The SAW device is used as a frequency dependent strain gauge and measures the change in resonant frequency caused by the strain in the shaft.

An RF couple transmits the signal from the shaft to a fixed pickup.

It is a relatively low-cost device offering a +/-0.25% accuracy giving a total system accuracy of around +/-0.35%.

It competes very well on price.

A few years ago, a magnetoelastic device was developed in the USA, which uses a magnetoelastic sleeve fixed to a stainless steel shaft.

This permanent magnet generates a magnetic field proportional to torque.

The resultant magnetic field is less dense that the earth's field, and so internal shielding is needed for the Hall-effect probes.

It is not an expensive transducer and fine for applications where measurement accuracy is not critical.

Along the same lines is the magnetostrictive transducer.

It is mechanically simpler than the magnetoelastic unit and relies on a premagnetised shaft proportionally changing its magnetic field when torque is applied.

Zero drift with time and temperature and the effect of adjacent magnetic fields, eg e-motors, can be a problem.

However, it is a low-cost transducer.

These two devices can provide an accuracy of around +/-1%.

Around 1999, a very large German company designed a laser system.

In essence, it is like a phase displacement system with photodiode detectors receiving light from mirrors at each end of a rotating shaft.

The reflectors are staggered to produce an offset at no load so that the differences in time intervals can represent the twist in the shaft.

About a year later, a USA institution patented a laser system design.

It differs from the German design, in as much as it uses one laser and one detector.

It examines the shaft signal over a 30 degree angle and "displays the torque as a function of angular displacement of the laser beam".

As far as I am aware, neither system has been developed into a product.
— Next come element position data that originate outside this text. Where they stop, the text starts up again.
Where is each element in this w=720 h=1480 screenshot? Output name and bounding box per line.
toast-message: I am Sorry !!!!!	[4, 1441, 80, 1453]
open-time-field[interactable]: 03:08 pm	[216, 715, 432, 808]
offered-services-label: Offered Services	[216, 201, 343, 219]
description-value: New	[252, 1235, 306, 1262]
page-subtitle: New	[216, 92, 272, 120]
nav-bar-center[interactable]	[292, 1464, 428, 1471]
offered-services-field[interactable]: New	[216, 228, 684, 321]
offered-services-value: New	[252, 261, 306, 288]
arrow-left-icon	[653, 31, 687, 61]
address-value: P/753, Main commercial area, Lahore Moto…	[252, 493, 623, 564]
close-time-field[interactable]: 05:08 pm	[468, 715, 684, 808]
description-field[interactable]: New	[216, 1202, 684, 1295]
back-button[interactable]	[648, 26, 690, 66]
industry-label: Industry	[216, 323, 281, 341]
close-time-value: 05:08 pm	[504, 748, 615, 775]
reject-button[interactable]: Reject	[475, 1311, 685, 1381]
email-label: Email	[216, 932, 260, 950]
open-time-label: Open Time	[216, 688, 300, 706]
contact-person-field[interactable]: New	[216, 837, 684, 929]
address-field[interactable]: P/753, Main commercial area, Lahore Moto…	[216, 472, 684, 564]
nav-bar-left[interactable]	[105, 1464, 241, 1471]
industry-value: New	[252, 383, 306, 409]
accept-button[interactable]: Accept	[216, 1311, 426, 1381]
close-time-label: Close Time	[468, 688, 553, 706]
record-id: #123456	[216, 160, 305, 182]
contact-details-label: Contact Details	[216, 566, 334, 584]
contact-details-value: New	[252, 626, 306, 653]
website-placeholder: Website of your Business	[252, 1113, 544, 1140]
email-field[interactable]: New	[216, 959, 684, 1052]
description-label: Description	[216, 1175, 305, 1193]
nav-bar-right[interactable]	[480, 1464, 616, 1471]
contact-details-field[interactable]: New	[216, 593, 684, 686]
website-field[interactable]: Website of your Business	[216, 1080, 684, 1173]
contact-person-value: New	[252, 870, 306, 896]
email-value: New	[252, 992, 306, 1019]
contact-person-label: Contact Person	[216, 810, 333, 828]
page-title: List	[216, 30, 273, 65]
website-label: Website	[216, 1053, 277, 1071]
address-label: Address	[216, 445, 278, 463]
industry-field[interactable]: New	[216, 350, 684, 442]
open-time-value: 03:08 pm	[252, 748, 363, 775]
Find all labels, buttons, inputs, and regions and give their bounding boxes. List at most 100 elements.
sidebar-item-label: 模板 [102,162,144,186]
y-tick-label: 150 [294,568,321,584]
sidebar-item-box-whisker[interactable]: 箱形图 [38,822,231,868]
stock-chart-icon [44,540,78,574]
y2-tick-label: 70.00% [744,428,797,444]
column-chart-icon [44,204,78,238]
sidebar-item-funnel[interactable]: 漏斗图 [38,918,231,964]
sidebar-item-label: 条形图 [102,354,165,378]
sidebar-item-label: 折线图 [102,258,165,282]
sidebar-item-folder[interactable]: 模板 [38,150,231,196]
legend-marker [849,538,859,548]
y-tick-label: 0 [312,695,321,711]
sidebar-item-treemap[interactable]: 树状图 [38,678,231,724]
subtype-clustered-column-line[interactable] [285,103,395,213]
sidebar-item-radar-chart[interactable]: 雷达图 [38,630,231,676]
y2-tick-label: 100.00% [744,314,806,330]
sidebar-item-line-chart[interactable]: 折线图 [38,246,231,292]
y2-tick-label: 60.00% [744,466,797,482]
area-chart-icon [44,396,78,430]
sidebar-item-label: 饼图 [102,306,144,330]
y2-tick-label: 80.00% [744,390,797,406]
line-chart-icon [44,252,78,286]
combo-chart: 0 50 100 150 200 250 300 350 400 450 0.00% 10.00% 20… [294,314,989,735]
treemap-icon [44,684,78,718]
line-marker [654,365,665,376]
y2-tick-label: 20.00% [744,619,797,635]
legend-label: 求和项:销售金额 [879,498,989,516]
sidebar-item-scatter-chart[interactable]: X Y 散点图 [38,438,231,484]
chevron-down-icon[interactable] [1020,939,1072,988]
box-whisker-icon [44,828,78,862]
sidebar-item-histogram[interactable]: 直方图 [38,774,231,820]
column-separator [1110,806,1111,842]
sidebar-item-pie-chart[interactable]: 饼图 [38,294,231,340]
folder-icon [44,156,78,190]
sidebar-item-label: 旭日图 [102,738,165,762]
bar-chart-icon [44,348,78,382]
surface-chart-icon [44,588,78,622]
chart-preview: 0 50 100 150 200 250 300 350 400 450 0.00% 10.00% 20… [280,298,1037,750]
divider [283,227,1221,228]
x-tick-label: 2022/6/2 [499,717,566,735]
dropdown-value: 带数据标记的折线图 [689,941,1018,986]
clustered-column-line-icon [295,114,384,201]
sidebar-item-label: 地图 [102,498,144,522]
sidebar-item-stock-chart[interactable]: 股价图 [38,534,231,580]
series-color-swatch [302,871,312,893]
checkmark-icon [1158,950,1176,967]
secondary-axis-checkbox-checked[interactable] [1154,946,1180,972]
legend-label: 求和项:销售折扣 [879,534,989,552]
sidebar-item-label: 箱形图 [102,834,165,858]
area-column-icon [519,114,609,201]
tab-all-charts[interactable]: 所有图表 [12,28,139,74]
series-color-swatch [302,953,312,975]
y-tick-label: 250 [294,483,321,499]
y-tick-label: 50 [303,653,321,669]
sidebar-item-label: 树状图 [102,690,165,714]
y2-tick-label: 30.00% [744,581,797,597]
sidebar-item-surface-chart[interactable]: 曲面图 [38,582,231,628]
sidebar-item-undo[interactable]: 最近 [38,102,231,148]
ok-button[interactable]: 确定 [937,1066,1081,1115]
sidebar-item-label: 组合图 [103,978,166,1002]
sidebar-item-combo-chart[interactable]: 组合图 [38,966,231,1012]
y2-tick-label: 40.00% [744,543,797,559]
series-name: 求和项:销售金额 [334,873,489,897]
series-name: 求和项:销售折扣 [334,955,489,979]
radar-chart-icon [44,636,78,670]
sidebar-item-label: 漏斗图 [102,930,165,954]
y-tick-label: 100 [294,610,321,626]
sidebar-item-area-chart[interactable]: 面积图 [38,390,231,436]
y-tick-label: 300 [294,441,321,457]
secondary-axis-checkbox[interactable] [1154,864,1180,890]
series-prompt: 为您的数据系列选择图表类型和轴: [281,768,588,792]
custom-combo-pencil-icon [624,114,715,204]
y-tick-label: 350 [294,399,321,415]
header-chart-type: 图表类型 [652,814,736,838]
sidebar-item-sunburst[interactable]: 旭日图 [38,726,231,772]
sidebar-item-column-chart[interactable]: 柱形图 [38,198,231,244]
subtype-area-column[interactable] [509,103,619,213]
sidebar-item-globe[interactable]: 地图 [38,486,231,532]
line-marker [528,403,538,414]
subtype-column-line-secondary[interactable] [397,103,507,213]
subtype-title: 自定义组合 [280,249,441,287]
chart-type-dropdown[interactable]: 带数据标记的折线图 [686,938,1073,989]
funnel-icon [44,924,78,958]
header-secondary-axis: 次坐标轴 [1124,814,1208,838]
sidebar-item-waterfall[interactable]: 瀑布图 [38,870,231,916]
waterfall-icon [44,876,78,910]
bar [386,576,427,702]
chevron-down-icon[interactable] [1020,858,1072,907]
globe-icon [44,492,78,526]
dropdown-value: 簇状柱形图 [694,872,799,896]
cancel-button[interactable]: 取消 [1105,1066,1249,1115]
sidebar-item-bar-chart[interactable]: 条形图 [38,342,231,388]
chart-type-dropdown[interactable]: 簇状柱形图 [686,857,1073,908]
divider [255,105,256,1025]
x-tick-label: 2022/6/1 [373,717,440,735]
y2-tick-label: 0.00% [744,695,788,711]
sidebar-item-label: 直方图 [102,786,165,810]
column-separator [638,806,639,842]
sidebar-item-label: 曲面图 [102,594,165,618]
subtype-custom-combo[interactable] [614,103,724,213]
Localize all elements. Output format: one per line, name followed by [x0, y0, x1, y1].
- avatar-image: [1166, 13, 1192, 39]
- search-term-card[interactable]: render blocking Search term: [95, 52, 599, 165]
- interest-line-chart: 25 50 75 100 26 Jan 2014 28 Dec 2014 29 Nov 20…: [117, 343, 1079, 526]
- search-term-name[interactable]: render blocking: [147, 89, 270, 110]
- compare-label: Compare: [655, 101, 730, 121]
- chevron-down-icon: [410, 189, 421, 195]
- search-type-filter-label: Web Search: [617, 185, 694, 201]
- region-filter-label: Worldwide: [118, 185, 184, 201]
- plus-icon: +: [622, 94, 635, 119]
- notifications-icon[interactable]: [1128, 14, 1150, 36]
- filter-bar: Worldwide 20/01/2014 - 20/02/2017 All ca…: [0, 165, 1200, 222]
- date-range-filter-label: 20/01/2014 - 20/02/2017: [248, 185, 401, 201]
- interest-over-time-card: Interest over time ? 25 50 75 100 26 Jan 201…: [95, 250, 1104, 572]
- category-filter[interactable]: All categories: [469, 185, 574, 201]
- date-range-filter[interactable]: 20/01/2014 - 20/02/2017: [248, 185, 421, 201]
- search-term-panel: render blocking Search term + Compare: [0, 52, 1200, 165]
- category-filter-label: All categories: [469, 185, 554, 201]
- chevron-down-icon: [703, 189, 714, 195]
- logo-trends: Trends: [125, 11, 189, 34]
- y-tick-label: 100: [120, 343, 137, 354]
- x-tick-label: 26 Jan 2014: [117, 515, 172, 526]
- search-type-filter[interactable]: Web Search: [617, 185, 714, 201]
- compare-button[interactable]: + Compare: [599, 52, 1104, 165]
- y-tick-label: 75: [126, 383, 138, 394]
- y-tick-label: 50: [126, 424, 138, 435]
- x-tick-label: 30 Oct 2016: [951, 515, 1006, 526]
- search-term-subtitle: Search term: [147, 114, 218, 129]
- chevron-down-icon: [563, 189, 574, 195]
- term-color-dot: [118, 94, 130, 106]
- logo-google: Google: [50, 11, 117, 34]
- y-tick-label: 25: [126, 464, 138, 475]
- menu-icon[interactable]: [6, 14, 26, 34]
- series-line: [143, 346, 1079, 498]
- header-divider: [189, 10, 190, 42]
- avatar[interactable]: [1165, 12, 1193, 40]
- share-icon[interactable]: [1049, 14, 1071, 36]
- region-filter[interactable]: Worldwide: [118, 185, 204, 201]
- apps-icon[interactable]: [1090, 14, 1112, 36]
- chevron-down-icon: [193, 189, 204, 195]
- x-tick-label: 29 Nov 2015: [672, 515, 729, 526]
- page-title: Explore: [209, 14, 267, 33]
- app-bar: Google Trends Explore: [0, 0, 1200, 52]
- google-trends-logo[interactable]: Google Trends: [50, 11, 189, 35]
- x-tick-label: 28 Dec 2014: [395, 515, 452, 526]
9 years ago I said it would take something revolutionary to make a big impact on the torque transducer market.

Since then we have had several new designs but none of these have challenged existing products.

Some believe there is an opportunity for low-cost mass-production, but I doubt if the market is big enough for a reasonable return on investment, even if a low-cost unit (to suit all environments) could be produced.